The project has a good answer to "why won't this become a dumping ground?" but the answer is doctrine, not mechanism. The current self-use entries show the intended genre: release-pipeline rationale, a rejected MCP server, and an FTS5-vs-Bleve tradeoff. That is real signal. The code does not stop an agent from writing duplicated analysis; only the instructions do.
The search model is enough for repo-scale why-memory, but it is not a context scheduler. Search returns snippets and topic/ID lines; it does not know which entries should load automatically for a file, test, command, or task type. That keeps the tool portable, but leaves activation quality to the agent's choice of query terms.
The related-ID field is a seed of structure, not a graph model. It supports supersession or adjacency in entries, but there is no backlink view, relation label, required reason for the link, or validation that a relation still makes semantic sense.
What to Watch
- Whether Gnosis adds entry kinds, confidence, freshness, or stale/superseded states without losing its capture-first product stance.
- Whether search activation becomes more task-aware: file-path scoped search, AGENTS-invoked query suggestions, or command wrappers that search from changed files.
- Whether the rejected MCP path stays rejected as coding agents standardize around shell access, or whether MCP-only agent surfaces create pressure for a second interface.

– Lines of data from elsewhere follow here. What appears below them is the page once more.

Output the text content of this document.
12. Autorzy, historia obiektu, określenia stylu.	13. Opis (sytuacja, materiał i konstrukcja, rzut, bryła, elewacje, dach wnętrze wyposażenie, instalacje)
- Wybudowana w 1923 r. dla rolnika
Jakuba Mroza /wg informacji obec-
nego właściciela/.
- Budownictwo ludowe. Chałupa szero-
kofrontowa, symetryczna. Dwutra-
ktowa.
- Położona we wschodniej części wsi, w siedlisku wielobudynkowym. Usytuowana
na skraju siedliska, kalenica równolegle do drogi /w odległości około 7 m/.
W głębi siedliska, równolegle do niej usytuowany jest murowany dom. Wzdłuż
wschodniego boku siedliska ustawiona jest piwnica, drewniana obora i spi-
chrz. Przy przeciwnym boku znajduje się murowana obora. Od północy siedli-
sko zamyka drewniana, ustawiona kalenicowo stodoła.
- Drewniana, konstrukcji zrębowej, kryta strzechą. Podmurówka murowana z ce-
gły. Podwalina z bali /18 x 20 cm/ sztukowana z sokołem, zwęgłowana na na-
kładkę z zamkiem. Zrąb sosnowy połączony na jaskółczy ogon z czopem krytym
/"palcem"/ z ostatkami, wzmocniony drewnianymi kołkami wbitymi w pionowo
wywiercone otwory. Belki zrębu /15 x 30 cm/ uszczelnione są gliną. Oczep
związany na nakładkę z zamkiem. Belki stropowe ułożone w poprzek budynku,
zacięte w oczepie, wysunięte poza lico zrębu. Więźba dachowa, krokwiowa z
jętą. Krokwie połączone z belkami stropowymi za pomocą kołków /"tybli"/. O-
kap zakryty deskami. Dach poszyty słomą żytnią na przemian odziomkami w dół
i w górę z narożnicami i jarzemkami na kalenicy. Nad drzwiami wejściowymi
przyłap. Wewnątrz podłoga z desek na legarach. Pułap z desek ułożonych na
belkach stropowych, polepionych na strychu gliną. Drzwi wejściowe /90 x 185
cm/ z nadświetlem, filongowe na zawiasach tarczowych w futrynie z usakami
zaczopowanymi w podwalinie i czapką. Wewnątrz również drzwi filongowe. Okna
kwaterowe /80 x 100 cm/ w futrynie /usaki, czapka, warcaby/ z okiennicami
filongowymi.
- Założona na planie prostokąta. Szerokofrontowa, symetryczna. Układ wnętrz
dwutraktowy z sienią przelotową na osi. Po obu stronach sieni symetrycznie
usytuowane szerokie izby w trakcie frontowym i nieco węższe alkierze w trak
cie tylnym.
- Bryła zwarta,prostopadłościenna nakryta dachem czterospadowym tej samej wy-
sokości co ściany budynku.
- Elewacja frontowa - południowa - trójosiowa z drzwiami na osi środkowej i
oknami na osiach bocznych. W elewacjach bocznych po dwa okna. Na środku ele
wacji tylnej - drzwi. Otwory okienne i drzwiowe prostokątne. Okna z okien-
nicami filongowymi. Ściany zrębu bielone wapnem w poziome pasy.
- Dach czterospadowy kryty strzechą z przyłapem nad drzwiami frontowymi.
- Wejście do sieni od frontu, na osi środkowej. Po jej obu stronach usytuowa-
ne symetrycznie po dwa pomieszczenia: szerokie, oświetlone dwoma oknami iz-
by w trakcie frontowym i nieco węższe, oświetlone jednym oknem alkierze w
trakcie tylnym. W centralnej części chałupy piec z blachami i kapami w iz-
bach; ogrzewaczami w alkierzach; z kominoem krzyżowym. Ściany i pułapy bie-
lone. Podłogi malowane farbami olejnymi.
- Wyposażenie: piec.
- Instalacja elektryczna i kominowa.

- Whether the human-context filter survives broad agent use; if not, structural gates may become necessary.
- Whether related IDs grow into explicit supersession or contradiction semantics.
Relevant Notes:
- trace-derived learning techniques in related systems — extends: Gnosis adds doctrine-mediated live capture, where an agent extracts session context directly into repo-local prose memory without mining raw transcripts.
- files beat a database for agent-operated knowledge bases — exemplifies: durable memory is committed JSONL, while SQLite FTS is a disposable cache.
- agent memory is a crosscutting concern, not a separable niche — exemplifies: Gnosis changes repo instructions, shell workflow, source control, and search behavior rather than adding only a memory backend.
- automating KB learning is an open problem — sharpens: Gnosis solves low-friction candidate capture but leaves trust, retirement, and abstraction to human/agent judgment.
- a functioning KB needs a workshop layer, not just a library — contrasts: Gnosis captures session learnings but has no separate workshop lifecycle before durable entry creation.